Ces résultats montrent que la recherche menée par les postdoctorants financés par les fonds québécois et canadiens a, en moyenne, davantage d’impact scientifique que celle des professeurs et des doctorants. Ce n'est pas surprenant : la littérature en psychologie de la créativité (Feist, 2006; Simonton, 1984) montre que dans les domaines scientifiques, c’est lorsqu’ils sont jeunes que les chercheurs sont le plus créatifs. Dans la même veine, c’est également en début de carrière qu’ils sont le plus susceptibles d’effectuer des découvertes révolutionnaires, puisque leur esprit scientifique n’est pas encore totalement formé au paradigme dominant et qu’ils ont un regard nouveau sur les problèmes (Kuhn, 1963). Les postdoctorants ont donc une importance cruciale dans la communauté scientifique québécoise et canadienne. Il importe de leur donner des moyens à la hauteur de leur contribution.

Références :

  • 1. FEIST, G.J. (2006). Psychology of Science and the Origins of the Scientific Mind, New Haven, Yale University Press.
  • 2. KUHNT, S. (1962). The Structure of Scientific Revolutions, Chicago, University of Chicago Press.
  • 3. LARIVIÈRE, V. (2010). A bibliometric analysis of Québec’s PhD students’ contribution to the advancement of knowledge, Thèse (Ph.D.) en sciences de l'information, McGill University.
  • 4. MERVIS, J. (1999). « Introduction to special issue : the world of postdocs », Science, 285 : 5433.
  • 5. MITCHELL, J.S., V.E. WALKER, R.B. ANNAN,  T.C. CORKERY, N. GOEL, L. HARVEY, D.G. KENT, J. PETERS et S.L. VILCHES (2013). The 2013 Canadian Postdoc Survey: Painting a Picture of Canadian Postdoctoral Scholars, Canadian Association of Postdoctoral Scholars and Mitacs.
  • 6. NATIONAL INSTITUTES OF HEALTH (NIH). Working Group of the Advisory Committee to the Director. (2012). Biomedical research workforce working group report.
  • 7. SIMONTON, D.K. (1994). Greatness: Who makes history and why, New York, Guilford Press.

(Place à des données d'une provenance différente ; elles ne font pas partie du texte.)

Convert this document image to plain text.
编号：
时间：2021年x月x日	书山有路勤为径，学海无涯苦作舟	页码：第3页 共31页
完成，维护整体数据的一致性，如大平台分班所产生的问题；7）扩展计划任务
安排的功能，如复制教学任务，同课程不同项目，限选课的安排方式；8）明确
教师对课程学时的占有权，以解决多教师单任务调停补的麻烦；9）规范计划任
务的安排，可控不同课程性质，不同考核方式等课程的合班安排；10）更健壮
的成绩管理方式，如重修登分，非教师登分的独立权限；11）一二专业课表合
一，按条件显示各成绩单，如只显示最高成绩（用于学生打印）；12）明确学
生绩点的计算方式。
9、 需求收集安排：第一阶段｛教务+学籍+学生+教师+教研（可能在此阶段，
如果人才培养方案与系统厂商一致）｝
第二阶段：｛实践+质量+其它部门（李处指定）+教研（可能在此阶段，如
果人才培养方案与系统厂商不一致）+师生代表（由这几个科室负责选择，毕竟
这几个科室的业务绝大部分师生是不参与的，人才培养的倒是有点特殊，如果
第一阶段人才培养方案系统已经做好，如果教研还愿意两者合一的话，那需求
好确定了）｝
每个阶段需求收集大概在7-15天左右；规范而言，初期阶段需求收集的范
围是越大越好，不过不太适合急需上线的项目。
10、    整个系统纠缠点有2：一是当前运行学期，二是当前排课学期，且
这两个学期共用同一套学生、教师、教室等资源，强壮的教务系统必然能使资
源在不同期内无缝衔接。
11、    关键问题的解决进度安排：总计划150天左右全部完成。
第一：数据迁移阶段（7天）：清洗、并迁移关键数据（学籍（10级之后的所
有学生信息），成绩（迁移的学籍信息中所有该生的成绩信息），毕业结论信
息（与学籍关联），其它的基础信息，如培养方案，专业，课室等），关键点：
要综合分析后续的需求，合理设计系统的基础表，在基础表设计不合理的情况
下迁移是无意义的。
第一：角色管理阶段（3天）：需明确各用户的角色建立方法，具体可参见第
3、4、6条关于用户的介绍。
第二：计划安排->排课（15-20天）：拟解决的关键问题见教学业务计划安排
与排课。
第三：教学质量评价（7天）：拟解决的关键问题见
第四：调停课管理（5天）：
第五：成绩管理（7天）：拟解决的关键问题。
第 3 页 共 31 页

  • Held Barbosa de Souza et Vincent Larivière
    Université de Montréal

    Held Barbosa de Souza est bibliothécaire à l’École de technologie supérieure (ETS) et auteure du mémoire de maitrise Analyse bibliométrique de la contribution des postdoctorants canadiens à l’avancement des connaissances, dans le cadre du programme de maitrise en sciences de l’information de l’Université de Montréal.

    Vincent Larivière est titulaire de la Chaire de recherche du Canada sur les transformations de la communication savante, professeur adjoint à l’École de bibliothéconomie et des sciences de l’information de l’Université de Montréal, membre régulier du CIRST et directeur scientifique adjoint de l’Observatoire des sciences et des technologies. Ses recherches portent sur les caractéristiques des systèmes de recherche québécois, canadien et mondial, et sur la transformation, dans le monde numérique, des modes de production et de diffusion des connaissances scientifiques et technologiques. Il est titulaire d’un baccalauréat en science, technologie et société (UQAM), d’une maîtrise en histoire (UQAM) et d’un doctorat en sciences de l’information (Université McGill).